Tentunya kita bertanya-tanya bagaimanakah sikap orang Aceh terhadap tokoh-tokoh ini? Sejauh manakah kepedulian orang Aceh terhadap mereka? Cukupkah penghargaan itu diberikan dengan hanya menabalkan nama-nama tokoh itu sebagai nama Universitas dan nama jalan saja? Apakah tidak ada upaya lain yang lebih elegan dan lebih bermanfaat? Tidak adakah keinginan untuk menapaktilasi kesuksesan mereka dengan menjadikan Aceh sebagai pusat kemajuan ilmu pengetahuan dan khazanah peradaban lainnya?
Pertanyaan-pertanyaan ini dengan mudah bisa terjawab dengan hanya melihat bagaimana realitas yang ada di Aceh saat ini. Bagaimana pemimpin Aceh sekarang? Bagaimana intelektual Aceh sekarang? Bagaimana masyarakat Aceh sekarang? Marilah sama-sama kita menjawab pertanyaan tersebut dan menilai di mana posisi kita saat ini? Marilah kita jujur pada diri kita sehingga ke depan kita tidak hanya bisa menumpang kebanggaan kepada tokoh-tokoh yang sudah mengharumkan Aceh tempo dulu.

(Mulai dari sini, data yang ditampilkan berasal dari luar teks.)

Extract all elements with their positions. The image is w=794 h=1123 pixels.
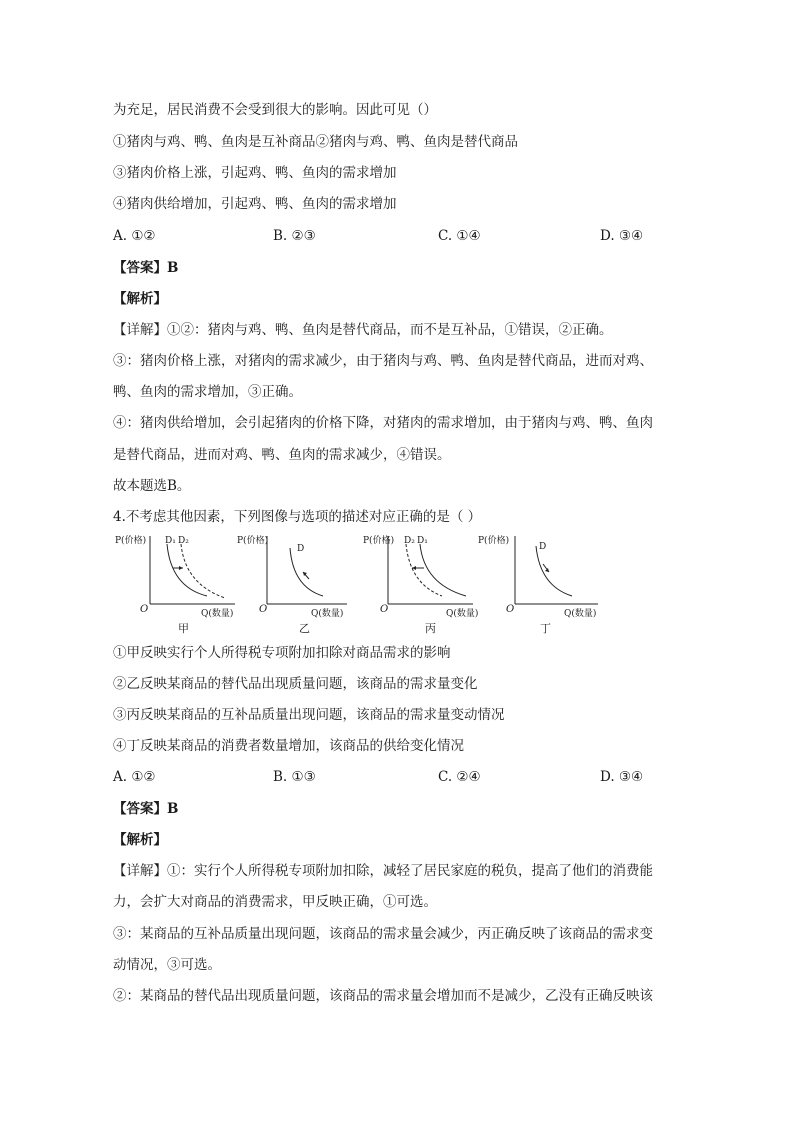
curve-label-2: D₁ [417,536,428,546]
q3-detail-line: 鸭、鱼肉的需求增加，③正确。 [113,384,302,400]
q4-analysis-label: 【解析】 [113,832,167,848]
q3-detail-line: 【详解】①②：猪肉与鸡、鸭、鱼肉是替代商品，而不是互补品，①错误，②正确。 [113,322,613,338]
q4-detail-line: 力，会扩大对商品的消费需求，甲反映正确，①可选。 [113,894,437,910]
demand-curve-d1 [420,544,466,596]
q4-detail-line: 动情况，③可选。 [113,957,221,973]
q4-statement: ④丁反映某商品的消费者数量增加，该商品的供给变化情况 [113,738,464,754]
q4-statement: ①甲反映实行个人所得税专项附加扣除对商品需求的影响 [113,645,451,661]
arrow-head-icon [179,566,183,570]
p-axis-label: P(价格) [363,536,395,546]
q3-option-d: D. ③④ [600,228,644,244]
curve-label-2: D₂ [178,536,189,546]
q-axis-label: Q(数量) [446,609,479,619]
demand-curve-d2 [181,544,225,598]
demand-curve-d2 [406,544,442,596]
q3-option-a: A. ①② [113,228,156,244]
caption-yi: 乙 [299,622,310,635]
q-axis-label: Q(数量) [311,609,344,619]
q3-option-c: C. ①④ [438,228,481,244]
q3-detail-line: ④：猪肉供给增加，会引起猪肉的价格下降，对猪肉的需求增加，由于猪肉与鸡、鸭、鱼肉 [113,415,653,431]
curve-label-1: D₁ [165,536,176,546]
q4-detail-line: 【详解】①：实行个人所得税专项附加扣除，减轻了居民家庭的税负，提高了他们的消费能 [113,863,653,879]
q-axis-label: Q(数量) [564,609,597,619]
caption-jia: 甲 [178,622,189,635]
q4-title: 4.不考虑其他因素，下列图像与选项的描述对应正确的是（ ） [113,509,482,525]
curve-label-1: D [297,544,305,554]
p-axis-label: P(价格) [478,536,510,546]
q3-statement-3: ③猪肉价格上涨，引起鸡、鸭、鱼肉的需求增加 [113,165,397,181]
q4-option-a: A. ①② [113,769,156,785]
demand-curve-d [290,548,323,596]
q4-statement: ③丙反映某商品的互补品质量出现问题，该商品的需求量变动情况 [113,707,505,723]
q3-detail-line: ③：猪肉价格上涨，对猪肉的需求减少，由于猪肉与鸡、鸭、鱼肉是替代商品，进而对鸡、 [113,353,653,369]
origin-label: O [380,604,389,615]
q4-statement: ②乙反映某商品的替代品出现质量问题，该商品的需求量变化 [113,676,478,692]
q3-statement-4: ④猪肉供给增加，引起鸡、鸭、鱼肉的需求增加 [113,196,397,212]
p-axis-label: P(价格) [115,536,147,546]
q4-detail-line: ③：某商品的互补品质量出现问题，该商品的需求量会减少，丙正确反映了该商品的需求变 [113,926,653,942]
q3-option-b: B. ②③ [273,228,316,244]
q3-detail-line: 是替代商品，进而对鸡、鸭、鱼肉的需求减少，④错误。 [113,447,451,463]
q4-option-b: B. ①③ [273,769,316,785]
origin-label: O [506,604,515,615]
origin-label: O [140,604,149,615]
origin-label: O [259,604,268,615]
p-axis-label: P(价格) [237,536,269,546]
q3-stem-continuation: 为充足，居民消费不会受到很大的影响。因此可见（） [113,102,437,118]
q4-detail-line: ②：某商品的替代品出现质量问题，该商品的需求量会增加而不是减少，乙没有正确反映该 [113,988,653,1004]
caption-ding: 丁 [540,622,551,635]
q3-answer: 【答案】B [113,260,179,276]
q3-conclusion: 故本题选B。 [113,478,191,494]
q3-analysis-label: 【解析】 [113,291,167,307]
q4-option-c: C. ②④ [438,769,481,785]
q3-statement-1-2: ①猪肉与鸡、鸭、鱼肉是互补商品②猪肉与鸡、鸭、鱼肉是替代商品 [113,134,518,150]
q4-answer: 【答案】B [113,801,179,817]
caption-bing: 丙 [425,622,436,635]
curve-label-1: D [539,542,547,552]
q-axis-label: Q(数量) [201,609,234,619]
q4-option-d: D. ③④ [600,769,644,785]
demand-curve-d1 [167,544,207,596]
curve-label-1: D₂ [404,536,415,546]
demand-curve-d [536,546,572,596]
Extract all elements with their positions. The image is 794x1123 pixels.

Saya sendiri merasa sudah saatnya kita kembali menapaktilasi sejarah gemilang Aceh agar bisa menjadi inspirasi bagi kemajuan Aceh ke depan. Atau jangan-jangan kita sudah tidak lagi peduli dan tidak mengerti sama sekali bagaimana sejarah Aceh? Kalau begitu, sudah tiba waktunya kita mendedahkan secara dini sejarah Aceh kepada anak-anak kita selaku generasi penerus. Mengenal sejarah dan jati diri orang Aceh yang sesungguhnya akan memberikan implikasi yang besar bagi anak-anak muda Aceh dalam meniti kehidupan mereka di koridor yang benar dalam segala aspek kehidupan. Orang Melayu sering mengatakan "hanya jauhari saja yang mengenal manikam'. Marilah kita kembali menulis sejarah gemilang Aceh, bukan Aceh yang carut marut seperti sekarang.